Language that could make its way into the zero draft document focuses on phasing out or reducing primary plastics.
There was contemplation over banning, phasing out, and or reducing “problematic plastics” and chemicals and polymers “of concern;” talk about import and export requirements; ramping up transparency (via tracking types and volumes and disclosure requirements); minimum recycling targets; mandating extended producer responsibility (EPR); advancing reuse; and including the informal waste sector in the work ahead to reform waste management.
Some of these ideas follow suit with recommendations in two World Wildlife Fund reports created to help guide the treaty development. Specific recommendations include placing controls on “high risk plastics” by product groups. The controls follow a hierarchy that prioritizes elimination, followed by reduction, then safe circulation and safe management where elimination or large-scale reduction aren’t feasible – with the last control applied when alternatives would be at least as damaging, or there just aren’t any proven alternatives.

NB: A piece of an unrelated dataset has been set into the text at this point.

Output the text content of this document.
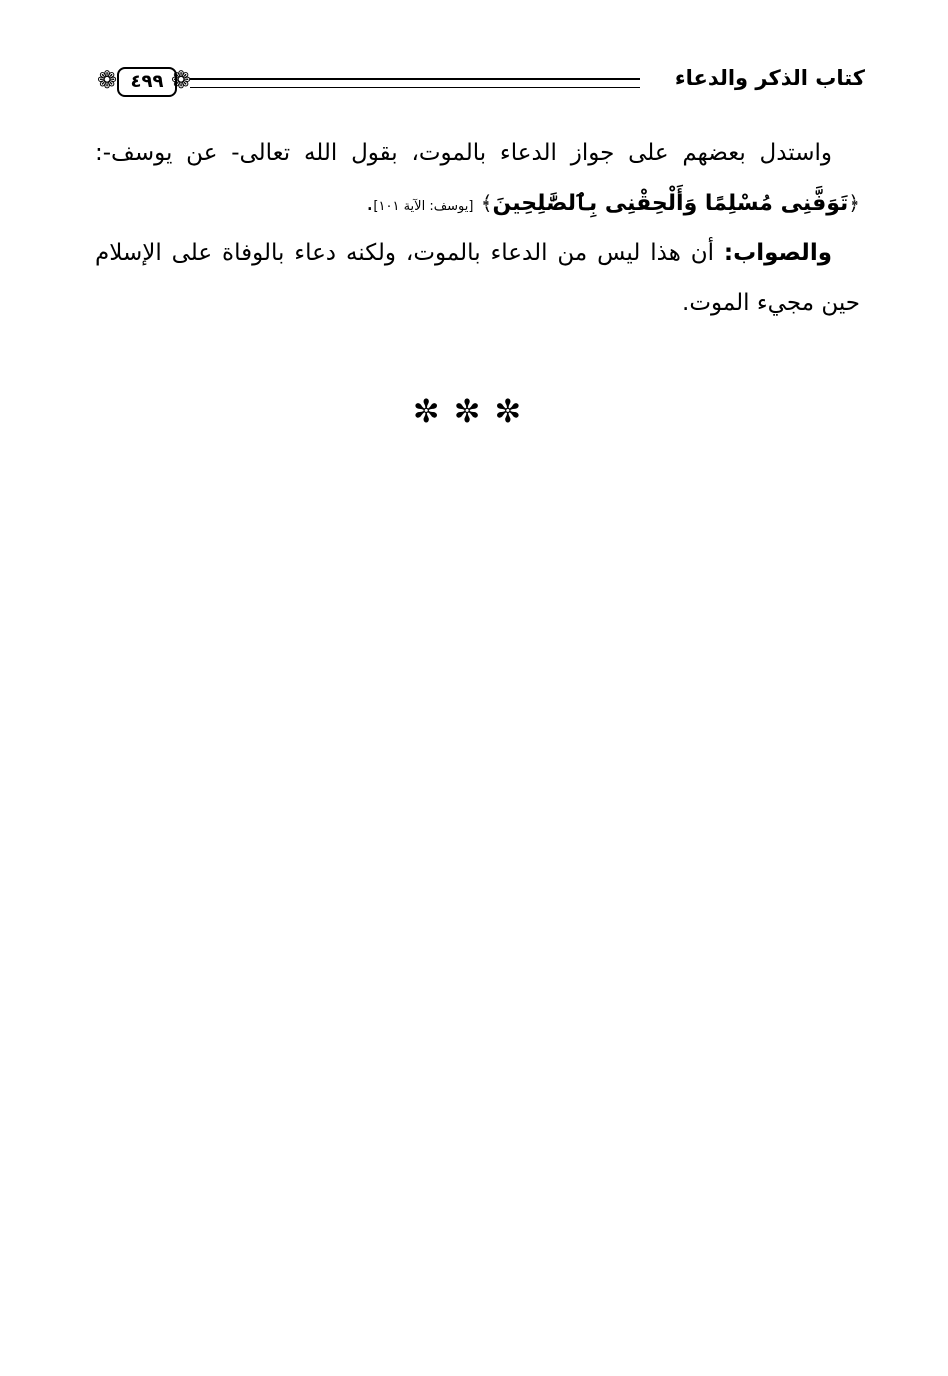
❁ ٤٩٩ ❁	كتاب الذكر والدعاء
واستدل بعضهم على جواز الدعاء بالموت، بقول الله تعالى- عن يوسف-: ﴿تَوَفَّنِى مُسْلِمًا وَأَلْحِقْنِى بِٱلصَّٰلِحِينَ﴾ [يوسف: الآية ١٠١].
والصواب: أن هذا ليس من الدعاء بالموت، ولكنه دعاء بالوفاة على الإسلام حين مجيء الموت.
✼✼✼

At the center of the bull’s eye for elimination or reduction are certain single-use packaging and products (plastic cutlery, cigarette filters, microplastics added to cosmetic products, etc.).
Contact-sensitive packaging like pharmaceutical, medical, and hygiene applications are recommended for safe circulation and management – think medication bottles, blister packs for pills, IV bags, sanitary pads, and personal protective equipment (PPE).
The WWF analysis focuses on a starting point for the draft treaty, with the intention that control measures will be strengthened as new alternatives become more viable, Simon says.
“Over time, product groups may move from Class II [controls focused on safe circulation and safe management] to Class I [controls to include elimination or significant reduction]. And it may be possible to set more ambitious objectives for Class I, where bans may eventually be feasible for [product groups] initially identified for phased reductions,” she says.
But control measures targeting specific products are only one puzzle piece; other features will be important for effective implementation, to include monitoring and enforcement, financial and technical support, and trade requirements—the report details these and other measures.
There’s plenty of work to do in just a few months, and the deadline to have a final agreement in place is not much further out.
The parties vested in this work are still on course to finalize the treaty by the end of 2024 with meetings in Canada and Republic of Korea already scheduled, Simon says.
“But staying on that course will require intense work both during and between the INC meetings.”
Taming the plastic sea swell is in their reach, believe stakeholders. The United Nations Environment Programme says by fully embracing a circular economy approach, a 55% reduction in plastics is achievable by 2040, along with an 80% reduction in plastics released into the environment.